If we let \(f(x) = \sqrt{x}\), then we are trying to calculate \(E\left[f\left(\hat{\sigma}^2\right)\right]\). Using a first order Taylor’s series expantion of \(f(x)\), we can say that \[ f\left(\hat{\sigma}^2\right) \approx f(\sigma^2) + f^\prime(\sigma^2)(\hat{\sigma}^2-\sigma^2) + f^{\prime\prime}(\sigma^2)(\hat{\sigma}^2-\sigma^2)^2 \] The expected value of the middle term is 0 so we have the third term to deal with. \[\begin{eqnarray*} E\left[f\left(\hat{\sigma}^2\right)\right] & \approx & f(\sigma^2) + 0 + f^{\prime\prime}(\sigma^2)E\left[(\hat{\sigma}^2-\sigma^2)^2\right]\\ & = & f(\sigma^2) + f^{\prime\prime}(\sigma^2)\frac{2\sigma^4}{n} \end{eqnarray*}\]The bias of the estimator is \(E\left[f(\hat{\sigma}^2)\right] - f(\sigma^2)\) we can see that is \[ Bias = \frac{2\sigma^4}{n}f^{\prime\prime}(\sigma^2) \] Two things:
The bias will eventually go to zero as \(n\rightarrow\infty\) but if \(n\) is small, then there could be a reasonable bias.
The bias is proportional to the second derivative of \(f\).
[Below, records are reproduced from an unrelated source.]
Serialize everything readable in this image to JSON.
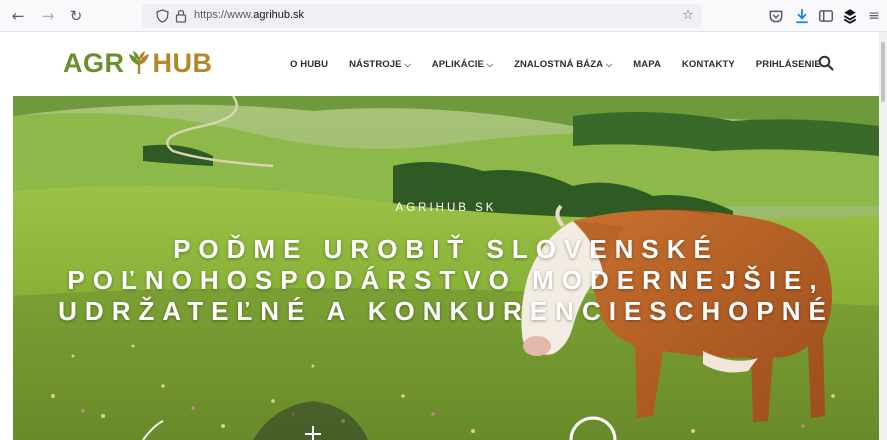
{
  "browser": {
    "url_prefix": "https://www.",
    "url_domain": "agrihub.sk",
    "back_icon": "arrow-left-icon",
    "forward_icon": "arrow-right-icon",
    "reload_icon": "reload-icon",
    "shield_icon": "shield-icon",
    "lock_icon": "lock-icon",
    "bookmark_icon": "star-icon",
    "pocket_icon": "pocket-icon",
    "download_icon": "download-icon",
    "sidebar_icon": "sidebar-icon",
    "extension_icon": "extension-icon",
    "menu_icon": "hamburger-menu-icon"
  },
  "logo": {
    "part1": "AGR",
    "part2": "HUB",
    "green": "#6a8f2e",
    "gold": "#b08a2a"
  },
  "nav": {
    "items": [
      {
        "label": "O HUBU",
        "dropdown": false
      },
      {
        "label": "NÁSTROJE",
        "dropdown": true
      },
      {
        "label": "APLIKÁCIE",
        "dropdown": true
      },
      {
        "label": "ZNALOSTNÁ BÁZA",
        "dropdown": true
      },
      {
        "label": "MAPA",
        "dropdown": false
      },
      {
        "label": "KONTAKTY",
        "dropdown": false
      },
      {
        "label": "PRIHLÁSENIE",
        "dropdown": false
      }
    ],
    "search_icon": "search-icon"
  },
  "hero": {
    "kicker": "AGRIHUB SK",
    "headline_line1": "POĎME UROBIŤ SLOVENSKÉ",
    "headline_line2": "POĽNOHOSPODÁRSTVO MODERNEJŠIE,",
    "headline_line3": "UDRŽATEĽNÉ A KONKURENCIESCHOPNÉ"
  }
}
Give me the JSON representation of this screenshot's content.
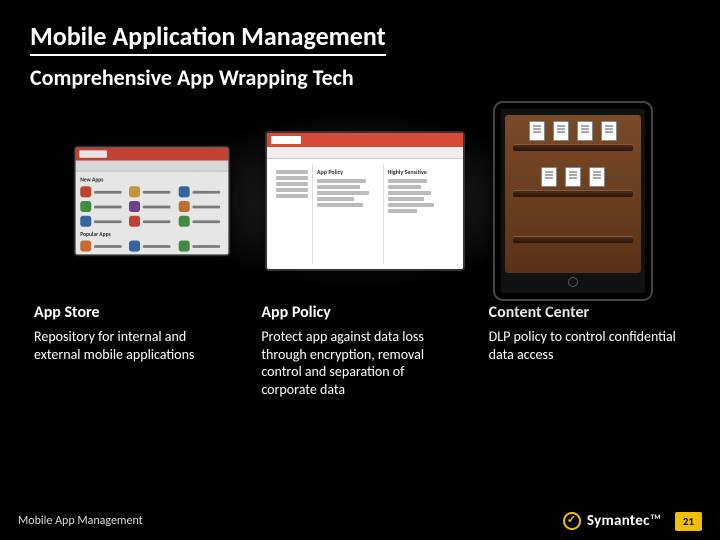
{
  "title": "Mobile Application Management",
  "subtitle": "Comprehensive App Wrapping Tech",
  "columns": [
    {
      "heading": "App Store",
      "body": "Repository for internal and external mobile applications"
    },
    {
      "heading": "App Policy",
      "body": "Protect app against data loss through encryption, removal control and separation of corporate data"
    },
    {
      "heading": "Content Center",
      "body": "DLP policy to control confidential data access"
    }
  ],
  "footer": {
    "left": "Mobile App Management",
    "brand": "Symantec",
    "tm": "TM",
    "page": "21"
  }
}
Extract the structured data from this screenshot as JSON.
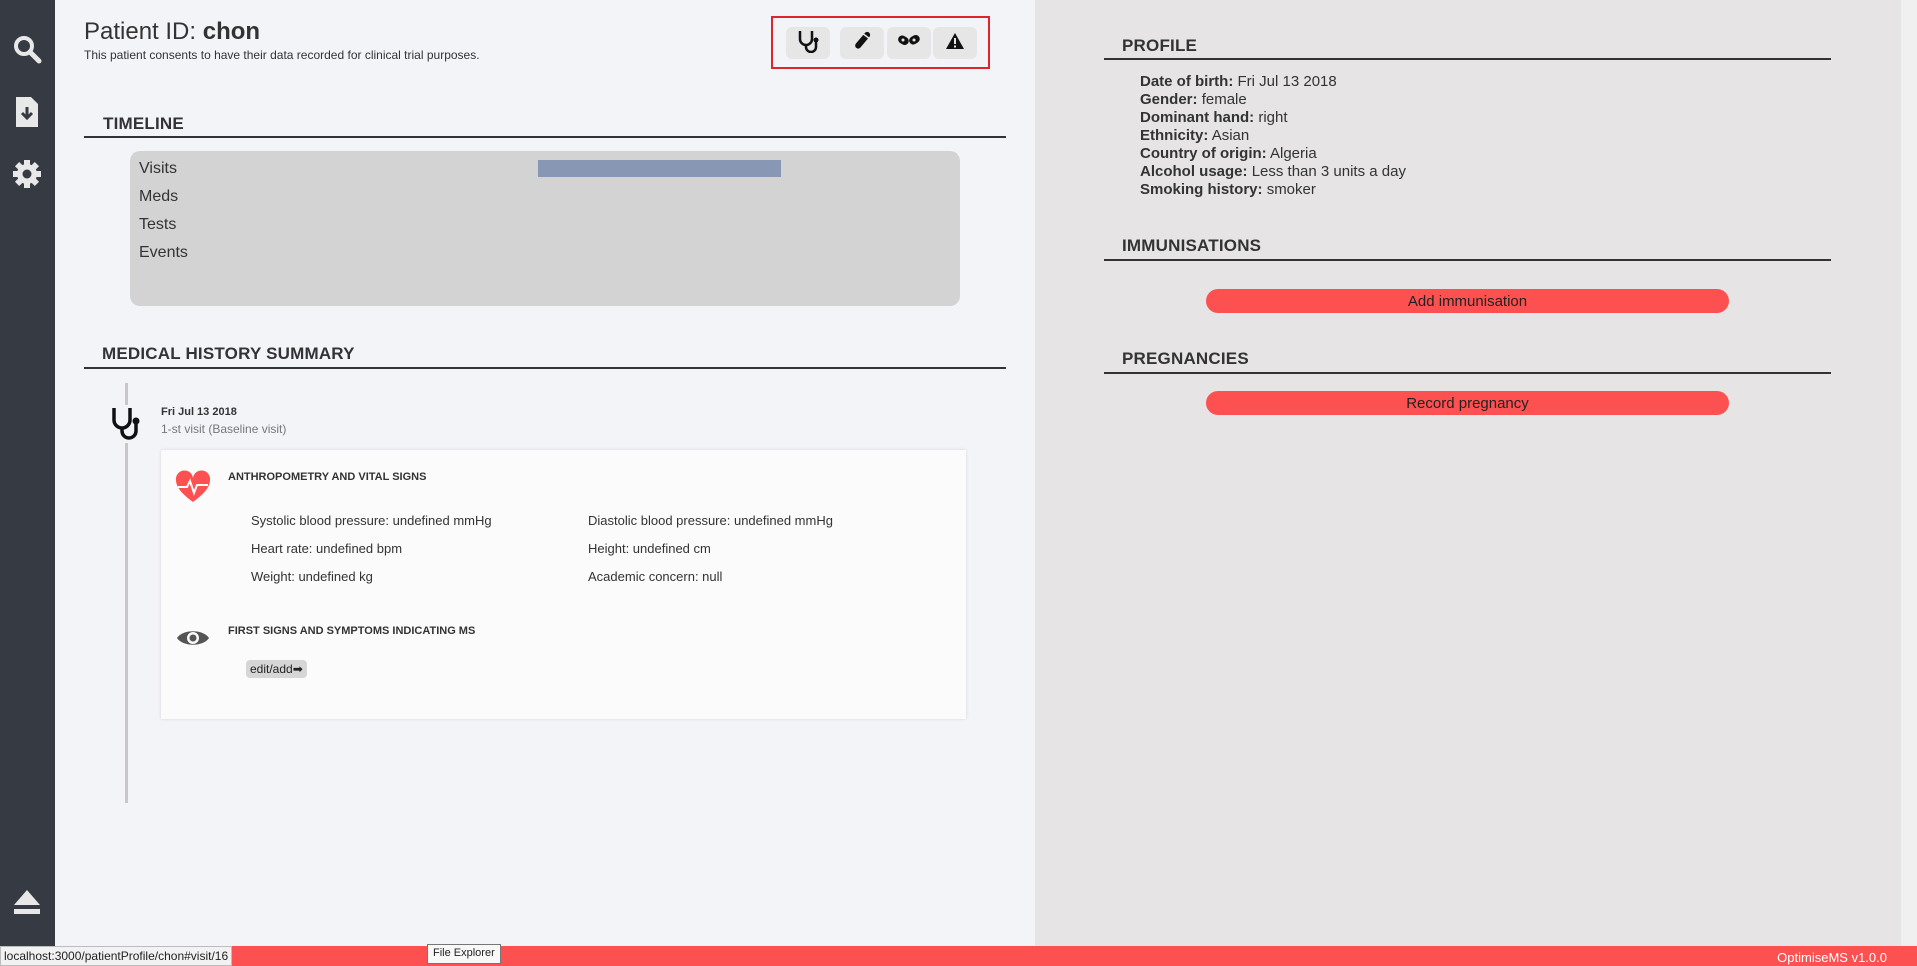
{
  "header": {
    "title_prefix": "Patient ID: ",
    "patient_id": "chon",
    "consent": "This patient consents to have their data recorded for clinical trial purposes."
  },
  "sidebar": {
    "items": [
      {
        "icon": "search-icon"
      },
      {
        "icon": "download-icon"
      },
      {
        "icon": "gear-icon"
      },
      {
        "icon": "eject-icon"
      }
    ]
  },
  "toolbar": {
    "buttons": [
      {
        "icon": "stethoscope-icon"
      },
      {
        "icon": "test-tube-icon"
      },
      {
        "icon": "pills-icon"
      },
      {
        "icon": "warning-icon"
      }
    ]
  },
  "timeline": {
    "heading": "TIMELINE",
    "rows": [
      "Visits",
      "Meds",
      "Tests",
      "Events"
    ],
    "visits_bar_color": "#8897b3"
  },
  "medical_history": {
    "heading": "MEDICAL HISTORY SUMMARY",
    "visit": {
      "date": "Fri Jul 13 2018",
      "subtitle": "1-st visit (Baseline visit)",
      "sections": [
        {
          "icon": "heartbeat-icon",
          "title": "ANTHROPOMETRY AND VITAL SIGNS",
          "values": [
            "Systolic blood pressure: undefined mmHg",
            "Diastolic blood pressure: undefined mmHg",
            "Heart rate: undefined bpm",
            "Height: undefined cm",
            "Weight: undefined kg",
            "Academic concern: null"
          ]
        },
        {
          "icon": "eye-icon",
          "title": "FIRST SIGNS AND SYMPTOMS INDICATING MS",
          "edit_label": "edit/add➡"
        }
      ]
    }
  },
  "profile": {
    "heading": "PROFILE",
    "fields": [
      {
        "label": "Date of birth:",
        "value": "Fri Jul 13 2018"
      },
      {
        "label": "Gender:",
        "value": "female"
      },
      {
        "label": "Dominant hand:",
        "value": "right"
      },
      {
        "label": "Ethnicity:",
        "value": "Asian"
      },
      {
        "label": "Country of origin:",
        "value": "Algeria"
      },
      {
        "label": "Alcohol usage:",
        "value": "Less than 3 units a day"
      },
      {
        "label": "Smoking history:",
        "value": "smoker"
      }
    ]
  },
  "immunisations": {
    "heading": "IMMUNISATIONS",
    "button": "Add immunisation"
  },
  "pregnancies": {
    "heading": "PREGNANCIES",
    "button": "Record pregnancy"
  },
  "statusbar": {
    "url": "localhost:3000/patientProfile/chon#visit/16",
    "tooltip": "File Explorer",
    "version": "OptimiseMS v1.0.0"
  },
  "colors": {
    "sidebar": "#363a43",
    "accent_red": "#fd5151",
    "highlight_border": "#e0242c"
  }
}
Because the square root is a concave function, the second derivative is negative, which means that the bias is always downward.
Also note that I used a Taylor series approximation to \(f\) which is technically only reasonable when \(n\) is large, but it nevertheless provides some insight into the problem.